Titik Nol
::: Titik Nol : Makna Sebuah Perjalanan :::
Perjalananku Bukan Perjalananmu, Perjalanku Adalah Perjalananmu
| 2013 | Penulis : Agustinus Wibowo | Editor : Hetih Rusli |
| Co Editor : Lam Li | Desain Sampul & Ilustrasi : Marcel A.W & Karen Deng |
| Penerbit : PT. Gramedia Pustaka Utama | ISBN : 9789792292718 | Harga Rp. 98.000- |
| 556 Hal | Skor ala Omnduut : 9.7/10 | Rating GR : 4.35/5 |
“Semangat yang meredup itu memang lebih membunuh daripada fisik yang remuk redam,” Agustinus Wibowo.
Sejauh ini, sudah jutaan langkah dilakukan oleh Agustinus Wibowo–Abang Ming (izinkanlah aku memanggilnya begitu) dalam melakukan perjalanan dan pencarian makna hidup. Tanah tandus, bukit berdebu bahkan lereng bersalju sudah ia cicipi semua. Ratusan orang dan ribuan kisah tertanam di benaknya. Apakah ia pernah menyerah? Tentu saja! Namun, ketika hal tersebut datang seketika itu pula semangatnya timbul dan kakinya kembali diayunkan.

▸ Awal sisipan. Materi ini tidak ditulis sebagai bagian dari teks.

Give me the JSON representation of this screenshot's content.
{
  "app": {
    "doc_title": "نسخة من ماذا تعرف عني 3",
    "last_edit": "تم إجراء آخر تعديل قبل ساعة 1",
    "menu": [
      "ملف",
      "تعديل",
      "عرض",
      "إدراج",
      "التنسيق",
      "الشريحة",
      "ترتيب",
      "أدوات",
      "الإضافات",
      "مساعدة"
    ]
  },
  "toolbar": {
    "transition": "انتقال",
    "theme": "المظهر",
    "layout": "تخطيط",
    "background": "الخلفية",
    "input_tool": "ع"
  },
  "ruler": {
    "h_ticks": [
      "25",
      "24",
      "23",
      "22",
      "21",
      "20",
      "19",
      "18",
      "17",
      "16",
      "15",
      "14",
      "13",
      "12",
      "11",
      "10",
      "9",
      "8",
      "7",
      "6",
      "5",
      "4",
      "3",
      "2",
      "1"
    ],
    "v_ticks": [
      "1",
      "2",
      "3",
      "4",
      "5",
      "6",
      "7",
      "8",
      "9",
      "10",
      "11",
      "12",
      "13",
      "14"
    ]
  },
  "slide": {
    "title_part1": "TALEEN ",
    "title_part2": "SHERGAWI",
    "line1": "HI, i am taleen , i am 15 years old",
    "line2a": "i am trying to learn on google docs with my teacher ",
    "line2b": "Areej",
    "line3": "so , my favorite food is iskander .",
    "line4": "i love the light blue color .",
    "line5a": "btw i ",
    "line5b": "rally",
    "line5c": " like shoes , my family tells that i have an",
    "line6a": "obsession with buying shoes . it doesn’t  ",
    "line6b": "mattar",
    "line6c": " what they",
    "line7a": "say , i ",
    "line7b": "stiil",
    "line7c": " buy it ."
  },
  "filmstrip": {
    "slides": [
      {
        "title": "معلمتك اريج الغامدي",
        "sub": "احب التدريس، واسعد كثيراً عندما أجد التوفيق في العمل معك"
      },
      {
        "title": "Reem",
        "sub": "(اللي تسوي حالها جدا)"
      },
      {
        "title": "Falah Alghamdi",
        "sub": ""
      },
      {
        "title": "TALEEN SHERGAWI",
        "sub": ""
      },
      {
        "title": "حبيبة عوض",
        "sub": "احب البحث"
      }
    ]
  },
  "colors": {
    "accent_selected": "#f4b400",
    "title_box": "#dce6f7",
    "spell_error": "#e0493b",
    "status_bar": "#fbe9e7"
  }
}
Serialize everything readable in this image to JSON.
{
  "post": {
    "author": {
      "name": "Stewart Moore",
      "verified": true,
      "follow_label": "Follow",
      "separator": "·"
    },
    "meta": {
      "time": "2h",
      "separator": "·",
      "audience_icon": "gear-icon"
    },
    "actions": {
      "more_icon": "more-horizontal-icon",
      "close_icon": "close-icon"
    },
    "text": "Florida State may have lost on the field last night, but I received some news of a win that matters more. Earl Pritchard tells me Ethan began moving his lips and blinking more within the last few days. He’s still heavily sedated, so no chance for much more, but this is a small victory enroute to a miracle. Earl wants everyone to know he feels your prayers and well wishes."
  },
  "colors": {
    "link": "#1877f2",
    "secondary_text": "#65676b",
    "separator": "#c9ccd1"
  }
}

Namun, ini perjalanan yang berbeda. Ini adalah perjalanan pulang. Kembali menuju sebuah tempat yang ia sebut rumah. Dimana orang-orang yang memanggilnya ‘anakku sayang’-‘kakak keterlaluan’ tinggal. Demi Ibunda, perjalanan sementara harus diakhiri. Ibunya terbaring lemah, dan –walau tanpa tersirat jelas, sangat membutuhkan dia.
“Masihkah aku punya muka menemuinya, setelah membiarkannya hidup dalam penantian dan kekhawatiran begitu lama?” hal.5. Ya, pasca mendapatkan nilai terbaik dan meraih gelar sarjana di Beijing-Cina, bukannya pulang ke Indonesia, Abang Ming malah memilih berkelana dan menepis kesempatan kerja di perusahaan besar. Ia keluar dari zona nyaman dan berjalan mengikuti arah angin hingga 10 tahun lamanya.

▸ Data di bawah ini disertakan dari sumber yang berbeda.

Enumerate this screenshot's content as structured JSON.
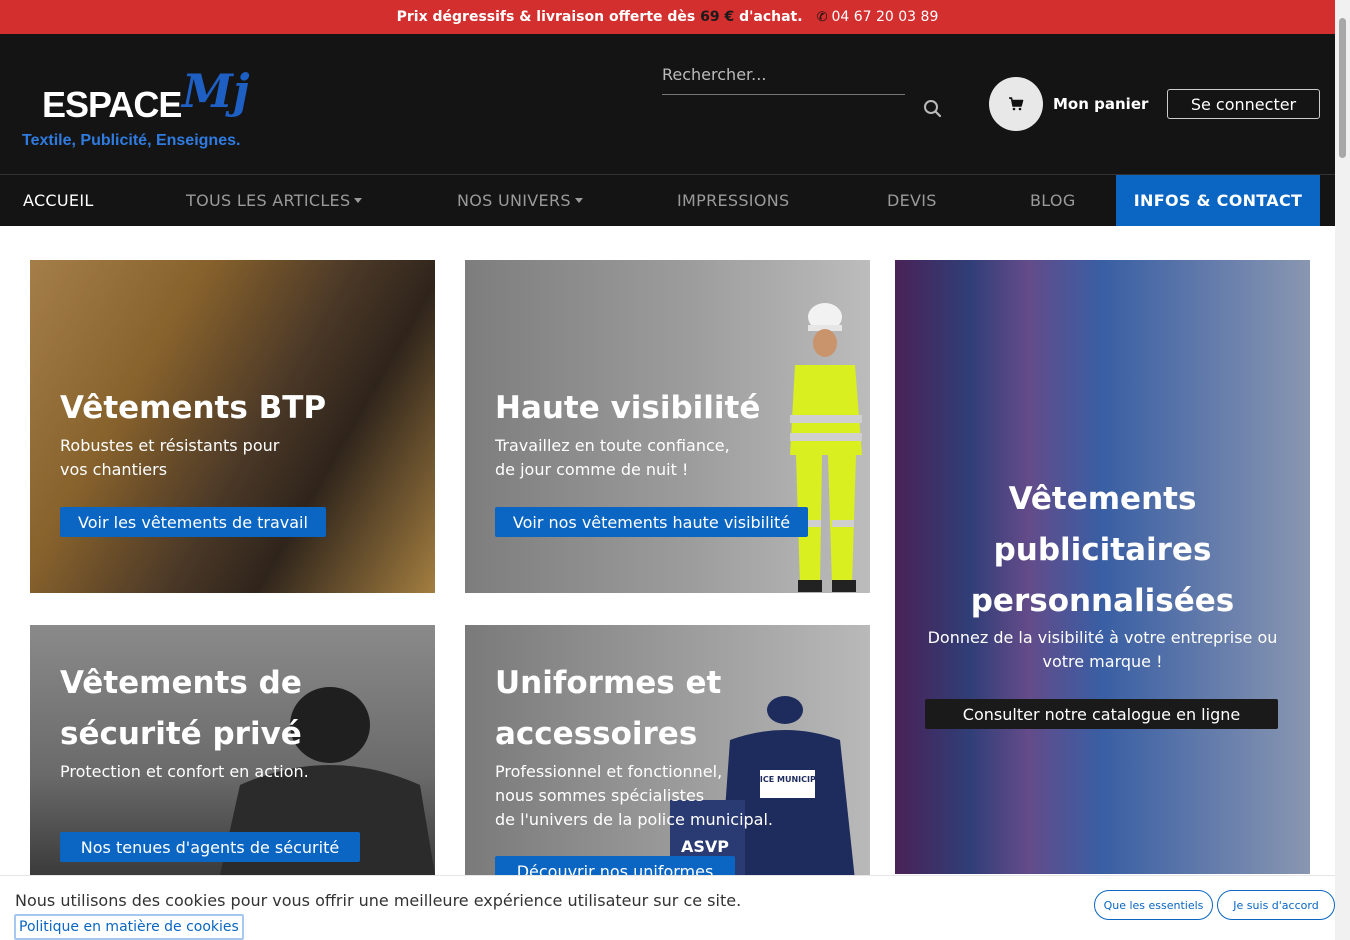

Dengan dana terbatas, tujuannya yang pertama adalah ke kota Urumqi dengan total perjalanan 40 jam di atas kereta. Perjalanan itu harus ia dilalui dengan bangku keras dengan sadaran tegak lurus. Kereta yang penuh sesak membuat Abang Ming harus duduk selama perjalanan. Jangan harap bisa meluruskan kaki karena lorong kereta pun sudah penuh sesak dengan manusia.

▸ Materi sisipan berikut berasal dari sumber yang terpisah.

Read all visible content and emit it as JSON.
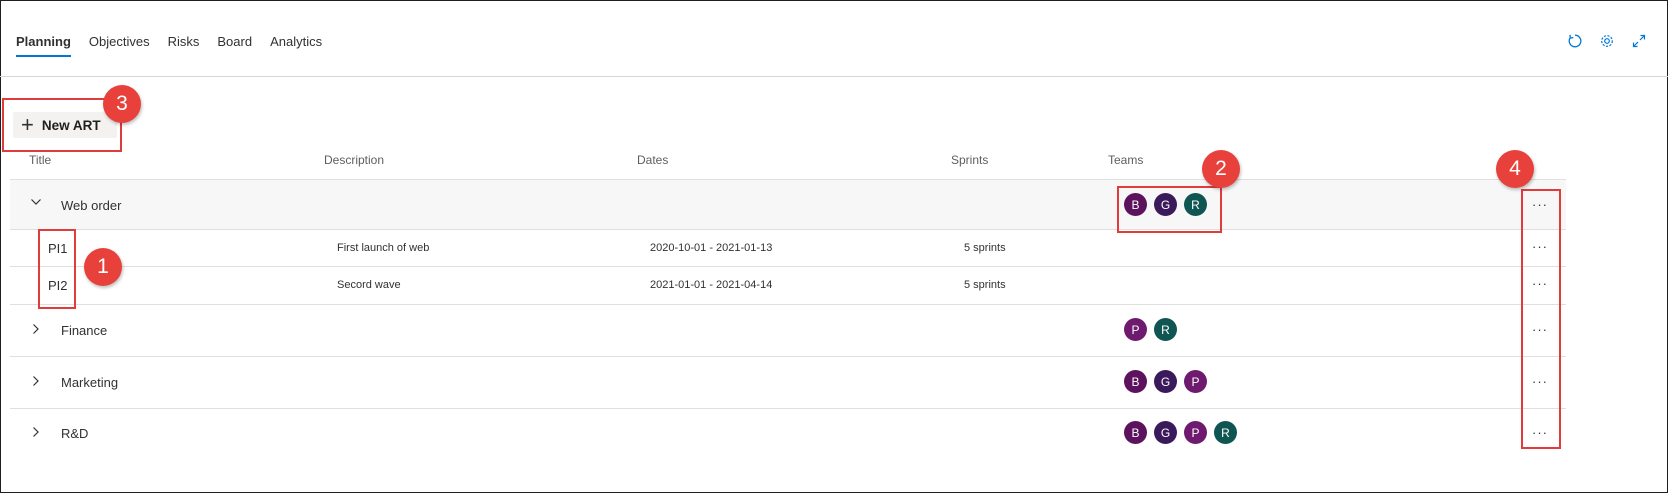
{
  "tabs": [
    {
      "label": "Planning",
      "active": true
    },
    {
      "label": "Objectives"
    },
    {
      "label": "Risks"
    },
    {
      "label": "Board"
    },
    {
      "label": "Analytics"
    }
  ],
  "toolbar": {
    "new_button_label": "New ART",
    "icons": [
      "refresh-icon",
      "settings-icon",
      "expand-icon"
    ]
  },
  "columns": {
    "title": "Title",
    "description": "Description",
    "dates": "Dates",
    "sprints": "Sprints",
    "teams": "Teams"
  },
  "groups": [
    {
      "title": "Web order",
      "expanded": true,
      "teams": [
        "B",
        "G",
        "R"
      ],
      "items": [
        {
          "title": "PI1",
          "description": "First launch of web",
          "dates": "2020-10-01 - 2021-01-13",
          "sprints": "5 sprints"
        },
        {
          "title": "PI2",
          "description": "Secord wave",
          "dates": "2021-01-01 - 2021-04-14",
          "sprints": "5 sprints"
        }
      ]
    },
    {
      "title": "Finance",
      "expanded": false,
      "teams": [
        "P",
        "R"
      ]
    },
    {
      "title": "Marketing",
      "expanded": false,
      "teams": [
        "B",
        "G",
        "P"
      ]
    },
    {
      "title": "R&D",
      "expanded": false,
      "teams": [
        "B",
        "G",
        "P",
        "R"
      ]
    }
  ],
  "more_label": "···",
  "team_colors": {
    "B": "#5c125c",
    "G": "#3b1a5c",
    "P": "#6e1a6e",
    "R": "#0f5552"
  },
  "annotation_colors": {
    "highlight": "#e03c3c",
    "badge": "#e8413c"
  },
  "annotations": [
    "1",
    "2",
    "3",
    "4"
  ]
}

Tapi, perjalanan terus berlanjut. Tak semudah itu untuk ia menyerah. Abang Ming berjalan bersama mimpi-mimpinya. “Justru karena masih ada mimpi, kita jadi punya alasan untuk terus hidup, terus maju, terus berjalan, terus mengejar. Tanpa mimpi sama sekali, apa pula arti hidup ini?” hal. 65. Pengelanaannya terus berjalan dan terhenti di Kailash, sebuah tempat yang Abang Ming sebut sebagai, “… perjalanan untuk merasakan kematian.” Hal.54. Iya, di sini, di puncak gunung yang ditutupi lapisan es, ia mempertaruhkan segalanya…

Gunung Kailash dari kejauhan
“Ketika mimpi indah tak terpenuhi, manusia harus belajar menerima,” Hal.102.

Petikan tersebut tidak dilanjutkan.